FCX’s derivative financial instruments for copper futures and swap contracts and copper forward contracts that are traded on the respective exchanges are classified within Level 1 of the fair value hierarchy because they are valued using quoted monthly COMEX or LME prices at each reporting date based on the month of maturity (refer to Note 12 for further discussion). Certain of these contracts are traded on the over-the-counter market and are classified within Level 2 of the fair value hierarchy based on COMEX and LME forward prices.

In December 2016, FCX’s sale of its Deepwater GOM oil and gas properties included up to $150 million in contingent consideration (to be received over time) that was recorded at the total amount under the loss recovery approach. The fair value of this contingent consideration was calculated based on a discounted cash flow model using inputs that include third-party estimates for reserves, production rates and production timing, and discount rates. Because significant inputs are not observable in the market, the contingent consideration is classified within Level 3 of the fair value hierarchy. In third-quarter 2024, FCX determined that only $4 million of the remaining balance was collectible and recorded a net impairment of $32 million (consisting of a $42 million impairment to the contingent consideration receivable and an offsetting reduction of $10 million to the related overriding royalty interest payable).

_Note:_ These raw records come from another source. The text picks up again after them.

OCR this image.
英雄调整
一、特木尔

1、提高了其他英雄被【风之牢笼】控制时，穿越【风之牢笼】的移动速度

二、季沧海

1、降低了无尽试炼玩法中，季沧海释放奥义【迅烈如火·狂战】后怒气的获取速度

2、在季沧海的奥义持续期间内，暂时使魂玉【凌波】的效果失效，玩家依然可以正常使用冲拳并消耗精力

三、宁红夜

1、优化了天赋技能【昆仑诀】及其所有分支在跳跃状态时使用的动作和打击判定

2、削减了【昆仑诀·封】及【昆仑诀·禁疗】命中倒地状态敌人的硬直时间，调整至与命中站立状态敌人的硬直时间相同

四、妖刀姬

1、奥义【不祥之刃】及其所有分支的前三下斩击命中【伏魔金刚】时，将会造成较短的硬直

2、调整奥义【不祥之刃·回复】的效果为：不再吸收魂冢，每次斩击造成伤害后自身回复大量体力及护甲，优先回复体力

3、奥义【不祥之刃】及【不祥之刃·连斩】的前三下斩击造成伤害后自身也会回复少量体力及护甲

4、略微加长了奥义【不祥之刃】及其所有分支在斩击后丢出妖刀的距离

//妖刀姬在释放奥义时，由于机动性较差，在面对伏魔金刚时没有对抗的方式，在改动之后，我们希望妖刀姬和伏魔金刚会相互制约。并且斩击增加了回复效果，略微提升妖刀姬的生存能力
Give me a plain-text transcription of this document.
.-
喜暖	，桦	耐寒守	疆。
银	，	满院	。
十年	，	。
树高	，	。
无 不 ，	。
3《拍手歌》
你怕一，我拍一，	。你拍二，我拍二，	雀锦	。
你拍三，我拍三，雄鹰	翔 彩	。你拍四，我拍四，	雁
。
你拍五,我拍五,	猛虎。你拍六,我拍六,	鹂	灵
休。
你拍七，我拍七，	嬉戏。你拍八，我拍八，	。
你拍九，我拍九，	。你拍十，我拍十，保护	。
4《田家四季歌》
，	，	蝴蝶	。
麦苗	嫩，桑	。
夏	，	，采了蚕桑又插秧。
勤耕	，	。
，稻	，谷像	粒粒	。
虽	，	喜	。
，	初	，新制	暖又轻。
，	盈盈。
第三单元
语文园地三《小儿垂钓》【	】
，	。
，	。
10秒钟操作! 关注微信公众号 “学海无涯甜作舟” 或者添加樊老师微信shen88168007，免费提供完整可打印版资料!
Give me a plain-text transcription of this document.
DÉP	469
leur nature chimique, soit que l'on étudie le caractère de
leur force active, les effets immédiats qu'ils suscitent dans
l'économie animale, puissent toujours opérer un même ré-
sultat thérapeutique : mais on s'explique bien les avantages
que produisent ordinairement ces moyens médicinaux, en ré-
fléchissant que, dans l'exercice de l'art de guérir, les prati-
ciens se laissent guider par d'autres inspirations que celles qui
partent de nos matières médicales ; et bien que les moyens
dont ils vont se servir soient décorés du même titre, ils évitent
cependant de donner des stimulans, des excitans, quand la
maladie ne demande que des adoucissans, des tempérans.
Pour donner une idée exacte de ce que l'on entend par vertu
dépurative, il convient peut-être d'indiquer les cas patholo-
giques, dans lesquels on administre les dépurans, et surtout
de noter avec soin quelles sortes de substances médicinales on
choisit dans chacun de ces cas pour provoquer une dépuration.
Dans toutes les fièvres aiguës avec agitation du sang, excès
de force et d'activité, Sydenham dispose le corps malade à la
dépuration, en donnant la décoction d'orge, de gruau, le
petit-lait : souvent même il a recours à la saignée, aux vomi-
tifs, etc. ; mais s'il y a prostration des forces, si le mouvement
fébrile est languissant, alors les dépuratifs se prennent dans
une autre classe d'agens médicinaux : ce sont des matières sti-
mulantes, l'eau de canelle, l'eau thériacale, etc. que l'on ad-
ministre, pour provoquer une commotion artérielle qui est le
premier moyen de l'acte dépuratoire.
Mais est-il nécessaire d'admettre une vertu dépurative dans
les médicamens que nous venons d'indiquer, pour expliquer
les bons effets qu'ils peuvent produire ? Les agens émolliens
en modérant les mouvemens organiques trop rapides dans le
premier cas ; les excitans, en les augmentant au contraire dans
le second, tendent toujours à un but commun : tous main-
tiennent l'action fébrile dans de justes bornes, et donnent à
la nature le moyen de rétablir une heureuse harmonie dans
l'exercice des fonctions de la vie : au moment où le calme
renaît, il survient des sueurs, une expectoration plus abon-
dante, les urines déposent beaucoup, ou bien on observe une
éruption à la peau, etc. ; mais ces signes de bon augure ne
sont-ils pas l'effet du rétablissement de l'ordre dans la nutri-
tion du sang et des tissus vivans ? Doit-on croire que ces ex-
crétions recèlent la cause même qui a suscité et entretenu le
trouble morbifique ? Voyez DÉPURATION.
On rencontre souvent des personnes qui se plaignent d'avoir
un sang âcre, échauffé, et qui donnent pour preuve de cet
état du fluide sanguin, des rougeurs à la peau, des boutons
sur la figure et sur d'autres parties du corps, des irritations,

Long-term debt, including current portion, is primarily valued using available market quotes and, as such, is classified within Level 2 of the fair value hierarchy.

The techniques described above may produce a fair value that may not be indicative of NRV or reflective of future fair values. Furthermore, while FCX believes its valuation techniques are appropriate and consistent with other market participants, the use of different techniques or assumptions to determine fair value of certain financial instruments could result in a different fair value measurement at the reporting date. There have been no changes in the techniques used at December 31, 2024, as compared to those techniques used at December 31, 2023.